Even though it could possibly take up to 9 to 12 weeks for you to notice a significant reduction in your milk supply, most mothers begin noticing a difference during the first 1 to 3 weeks of implementing the tips we’ve discussed above.
Will Anything Happen That I Need To Know Of Beforehand?
When your body’s milk supply slows down, there are a few changes you’ll likely go through that you should be aware of beforehand. This way, you won’t be surprised when they rear their ugly heads, but you’ll be prepared for them before they happen.
The first issue many mothers experience during this phase is mood swings. This is normal and is nothing you should be overly worried about, because with reduction in milk supply comes changes in hormone levels that cause these mood swings.
Another issue is the feeling of guilt and resentment.
Even though this is something that has to be done sooner or later, many mothers feel like they’re doing something unnatural that they shouldn’t be involved in.
When you’re drying up your milk supply because of any of the reasons mentioned in this article, these thoughts should not be crossing your mind whatsoever.

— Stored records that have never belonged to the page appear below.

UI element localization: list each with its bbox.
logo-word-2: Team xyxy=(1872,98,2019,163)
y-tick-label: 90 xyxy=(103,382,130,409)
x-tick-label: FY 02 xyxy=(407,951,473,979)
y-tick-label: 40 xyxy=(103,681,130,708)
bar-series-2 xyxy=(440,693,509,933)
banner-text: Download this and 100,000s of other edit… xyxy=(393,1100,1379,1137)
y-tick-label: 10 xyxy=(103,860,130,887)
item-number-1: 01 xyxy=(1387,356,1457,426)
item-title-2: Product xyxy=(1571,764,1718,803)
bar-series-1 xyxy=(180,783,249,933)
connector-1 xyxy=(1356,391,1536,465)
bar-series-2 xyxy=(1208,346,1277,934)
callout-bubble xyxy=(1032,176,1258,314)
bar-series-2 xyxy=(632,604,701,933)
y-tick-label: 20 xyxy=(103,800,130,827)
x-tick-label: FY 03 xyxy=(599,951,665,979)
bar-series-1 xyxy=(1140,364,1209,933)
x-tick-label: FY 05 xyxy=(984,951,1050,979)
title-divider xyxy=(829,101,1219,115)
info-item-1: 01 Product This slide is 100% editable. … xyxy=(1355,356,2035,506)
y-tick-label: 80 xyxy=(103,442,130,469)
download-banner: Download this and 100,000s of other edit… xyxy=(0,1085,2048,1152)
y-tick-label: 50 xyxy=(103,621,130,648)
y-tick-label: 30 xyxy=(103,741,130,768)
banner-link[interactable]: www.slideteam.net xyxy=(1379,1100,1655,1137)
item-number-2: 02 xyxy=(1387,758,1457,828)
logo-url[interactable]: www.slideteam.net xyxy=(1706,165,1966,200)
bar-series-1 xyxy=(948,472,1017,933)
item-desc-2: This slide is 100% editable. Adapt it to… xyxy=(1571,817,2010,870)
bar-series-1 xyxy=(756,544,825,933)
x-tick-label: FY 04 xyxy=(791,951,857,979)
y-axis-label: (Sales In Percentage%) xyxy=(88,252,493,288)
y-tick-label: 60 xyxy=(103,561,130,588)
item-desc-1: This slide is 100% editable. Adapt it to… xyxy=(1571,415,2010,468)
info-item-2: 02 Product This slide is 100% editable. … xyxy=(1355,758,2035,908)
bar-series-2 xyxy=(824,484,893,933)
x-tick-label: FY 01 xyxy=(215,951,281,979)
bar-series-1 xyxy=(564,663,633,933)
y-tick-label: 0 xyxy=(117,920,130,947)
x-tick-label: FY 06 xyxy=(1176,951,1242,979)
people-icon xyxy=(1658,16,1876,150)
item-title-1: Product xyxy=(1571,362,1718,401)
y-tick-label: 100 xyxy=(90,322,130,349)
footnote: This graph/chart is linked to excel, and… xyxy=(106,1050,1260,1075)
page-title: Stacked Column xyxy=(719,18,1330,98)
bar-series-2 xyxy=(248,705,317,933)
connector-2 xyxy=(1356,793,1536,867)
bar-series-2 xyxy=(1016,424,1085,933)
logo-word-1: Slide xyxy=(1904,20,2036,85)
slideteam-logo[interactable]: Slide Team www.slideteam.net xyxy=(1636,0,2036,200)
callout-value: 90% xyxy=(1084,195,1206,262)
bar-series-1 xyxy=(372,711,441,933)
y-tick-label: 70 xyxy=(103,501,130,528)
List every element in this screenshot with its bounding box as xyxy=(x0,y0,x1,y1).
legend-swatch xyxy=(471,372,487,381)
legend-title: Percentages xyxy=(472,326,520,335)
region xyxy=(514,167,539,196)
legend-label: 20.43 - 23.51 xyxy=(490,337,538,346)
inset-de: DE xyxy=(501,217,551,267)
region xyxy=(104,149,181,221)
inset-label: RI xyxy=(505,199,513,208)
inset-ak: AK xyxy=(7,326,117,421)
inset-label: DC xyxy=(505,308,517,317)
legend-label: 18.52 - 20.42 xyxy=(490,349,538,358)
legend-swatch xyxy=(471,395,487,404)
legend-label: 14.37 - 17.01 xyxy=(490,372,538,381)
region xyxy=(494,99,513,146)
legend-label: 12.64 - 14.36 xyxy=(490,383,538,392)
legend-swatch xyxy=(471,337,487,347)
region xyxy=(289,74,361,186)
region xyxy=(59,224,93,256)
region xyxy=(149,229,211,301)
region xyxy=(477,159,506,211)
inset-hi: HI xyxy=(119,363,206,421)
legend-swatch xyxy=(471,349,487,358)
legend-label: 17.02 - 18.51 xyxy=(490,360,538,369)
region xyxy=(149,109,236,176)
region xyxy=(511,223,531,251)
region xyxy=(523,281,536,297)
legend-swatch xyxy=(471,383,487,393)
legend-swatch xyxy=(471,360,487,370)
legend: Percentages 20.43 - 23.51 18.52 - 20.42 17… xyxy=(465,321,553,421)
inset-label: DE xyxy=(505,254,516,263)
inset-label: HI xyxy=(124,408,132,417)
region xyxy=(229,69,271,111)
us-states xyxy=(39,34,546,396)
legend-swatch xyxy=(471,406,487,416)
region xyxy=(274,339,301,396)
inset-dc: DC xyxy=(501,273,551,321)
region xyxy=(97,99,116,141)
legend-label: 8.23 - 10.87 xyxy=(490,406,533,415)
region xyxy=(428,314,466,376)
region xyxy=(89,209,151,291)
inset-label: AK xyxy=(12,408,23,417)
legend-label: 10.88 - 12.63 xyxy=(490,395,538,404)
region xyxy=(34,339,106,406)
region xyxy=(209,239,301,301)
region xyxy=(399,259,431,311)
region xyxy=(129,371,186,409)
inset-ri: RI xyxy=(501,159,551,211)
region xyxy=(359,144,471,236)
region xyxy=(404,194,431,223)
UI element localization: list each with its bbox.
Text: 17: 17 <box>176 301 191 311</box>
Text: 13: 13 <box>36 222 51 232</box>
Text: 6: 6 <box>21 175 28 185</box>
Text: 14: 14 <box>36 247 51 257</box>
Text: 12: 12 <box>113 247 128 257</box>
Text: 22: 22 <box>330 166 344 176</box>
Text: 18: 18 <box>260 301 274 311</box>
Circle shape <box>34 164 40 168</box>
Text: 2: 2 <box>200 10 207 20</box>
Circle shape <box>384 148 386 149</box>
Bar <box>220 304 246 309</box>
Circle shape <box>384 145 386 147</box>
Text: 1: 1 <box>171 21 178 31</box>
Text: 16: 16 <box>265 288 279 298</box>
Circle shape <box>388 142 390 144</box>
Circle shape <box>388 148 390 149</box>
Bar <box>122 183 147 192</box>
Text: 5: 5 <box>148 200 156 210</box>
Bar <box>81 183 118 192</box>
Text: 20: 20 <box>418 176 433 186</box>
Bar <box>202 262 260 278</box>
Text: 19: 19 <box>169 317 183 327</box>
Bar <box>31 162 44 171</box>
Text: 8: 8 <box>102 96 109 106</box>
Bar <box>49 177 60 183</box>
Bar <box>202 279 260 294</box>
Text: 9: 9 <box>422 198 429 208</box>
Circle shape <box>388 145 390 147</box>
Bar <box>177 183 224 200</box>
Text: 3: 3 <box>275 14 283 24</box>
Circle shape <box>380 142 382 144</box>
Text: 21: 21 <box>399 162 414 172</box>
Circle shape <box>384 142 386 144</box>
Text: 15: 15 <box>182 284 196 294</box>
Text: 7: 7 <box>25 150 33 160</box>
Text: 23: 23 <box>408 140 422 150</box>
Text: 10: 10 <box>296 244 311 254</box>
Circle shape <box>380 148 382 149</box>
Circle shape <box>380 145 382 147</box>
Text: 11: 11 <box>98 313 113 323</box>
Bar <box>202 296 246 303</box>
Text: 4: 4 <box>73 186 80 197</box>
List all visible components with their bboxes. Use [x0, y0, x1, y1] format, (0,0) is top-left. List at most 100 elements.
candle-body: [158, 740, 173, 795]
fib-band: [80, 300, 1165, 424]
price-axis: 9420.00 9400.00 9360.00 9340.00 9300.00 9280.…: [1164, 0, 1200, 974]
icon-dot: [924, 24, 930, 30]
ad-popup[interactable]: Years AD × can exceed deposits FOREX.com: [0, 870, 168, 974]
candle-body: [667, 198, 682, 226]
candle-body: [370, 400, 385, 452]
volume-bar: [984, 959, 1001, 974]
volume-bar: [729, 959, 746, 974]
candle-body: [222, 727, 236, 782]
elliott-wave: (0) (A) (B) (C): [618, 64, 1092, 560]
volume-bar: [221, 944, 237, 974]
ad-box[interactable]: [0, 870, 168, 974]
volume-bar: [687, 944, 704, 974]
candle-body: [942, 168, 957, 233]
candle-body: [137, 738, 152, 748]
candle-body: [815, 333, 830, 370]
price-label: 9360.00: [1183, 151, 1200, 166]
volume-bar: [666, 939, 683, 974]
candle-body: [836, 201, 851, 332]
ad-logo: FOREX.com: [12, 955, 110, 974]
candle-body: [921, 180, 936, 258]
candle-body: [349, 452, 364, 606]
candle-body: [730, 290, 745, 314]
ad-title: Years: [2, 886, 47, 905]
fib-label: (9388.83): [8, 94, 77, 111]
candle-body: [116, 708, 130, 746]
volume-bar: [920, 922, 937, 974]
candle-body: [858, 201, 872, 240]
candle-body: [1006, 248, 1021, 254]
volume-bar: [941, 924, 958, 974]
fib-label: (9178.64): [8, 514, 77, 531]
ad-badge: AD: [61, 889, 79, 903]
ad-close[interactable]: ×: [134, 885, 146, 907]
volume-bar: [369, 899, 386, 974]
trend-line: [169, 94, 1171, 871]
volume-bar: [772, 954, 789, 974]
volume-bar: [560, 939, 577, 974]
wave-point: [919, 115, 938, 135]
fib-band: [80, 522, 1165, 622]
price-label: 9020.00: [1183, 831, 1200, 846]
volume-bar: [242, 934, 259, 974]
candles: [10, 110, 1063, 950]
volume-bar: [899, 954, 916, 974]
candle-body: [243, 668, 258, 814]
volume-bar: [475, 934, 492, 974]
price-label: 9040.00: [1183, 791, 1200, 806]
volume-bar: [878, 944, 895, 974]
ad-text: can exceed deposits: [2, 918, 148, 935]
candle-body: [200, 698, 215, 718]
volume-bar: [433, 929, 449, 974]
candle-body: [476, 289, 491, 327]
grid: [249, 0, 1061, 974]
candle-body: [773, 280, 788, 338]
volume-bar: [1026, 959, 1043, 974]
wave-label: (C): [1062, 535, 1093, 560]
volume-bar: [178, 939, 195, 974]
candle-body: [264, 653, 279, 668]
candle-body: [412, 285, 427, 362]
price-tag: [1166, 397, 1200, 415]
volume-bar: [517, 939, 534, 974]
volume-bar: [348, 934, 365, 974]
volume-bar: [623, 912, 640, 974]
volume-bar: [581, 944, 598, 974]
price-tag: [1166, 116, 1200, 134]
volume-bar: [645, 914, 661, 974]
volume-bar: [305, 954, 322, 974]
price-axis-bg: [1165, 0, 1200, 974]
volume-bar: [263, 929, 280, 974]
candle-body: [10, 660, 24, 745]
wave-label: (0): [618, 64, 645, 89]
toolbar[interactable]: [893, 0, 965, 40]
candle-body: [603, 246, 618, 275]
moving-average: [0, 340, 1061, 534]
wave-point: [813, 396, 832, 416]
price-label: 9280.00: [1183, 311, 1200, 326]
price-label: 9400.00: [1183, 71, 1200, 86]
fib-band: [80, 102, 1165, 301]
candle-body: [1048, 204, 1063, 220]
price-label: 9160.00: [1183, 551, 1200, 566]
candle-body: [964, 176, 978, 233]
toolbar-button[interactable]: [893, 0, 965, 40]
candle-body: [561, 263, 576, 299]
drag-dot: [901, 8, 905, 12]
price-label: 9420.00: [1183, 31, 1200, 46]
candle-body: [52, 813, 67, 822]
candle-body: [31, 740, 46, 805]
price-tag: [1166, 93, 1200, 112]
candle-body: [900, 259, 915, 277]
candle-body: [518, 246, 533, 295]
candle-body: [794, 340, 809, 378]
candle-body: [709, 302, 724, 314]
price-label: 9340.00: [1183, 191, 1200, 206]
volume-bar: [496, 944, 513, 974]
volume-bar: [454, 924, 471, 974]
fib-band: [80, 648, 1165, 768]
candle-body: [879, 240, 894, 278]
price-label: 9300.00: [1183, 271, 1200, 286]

Can I Take Something For The Pain?
If you’re planning on taking medication to help ease the pain and swelling that comes with an engorged breast, such as medication that contains ibuprofen or acetaminophen, it’s best that you talk to your doctor about it first and have them advise you on whether that would be a good idea or not.
What may be okay for you to take may be detrimental to someone else with different circumstances.
For all you know, your doctor may determine that you have a rare case which requires something extreme like estrogen injections, but you’ll never know this unless you get a professional medical opinion on the issue.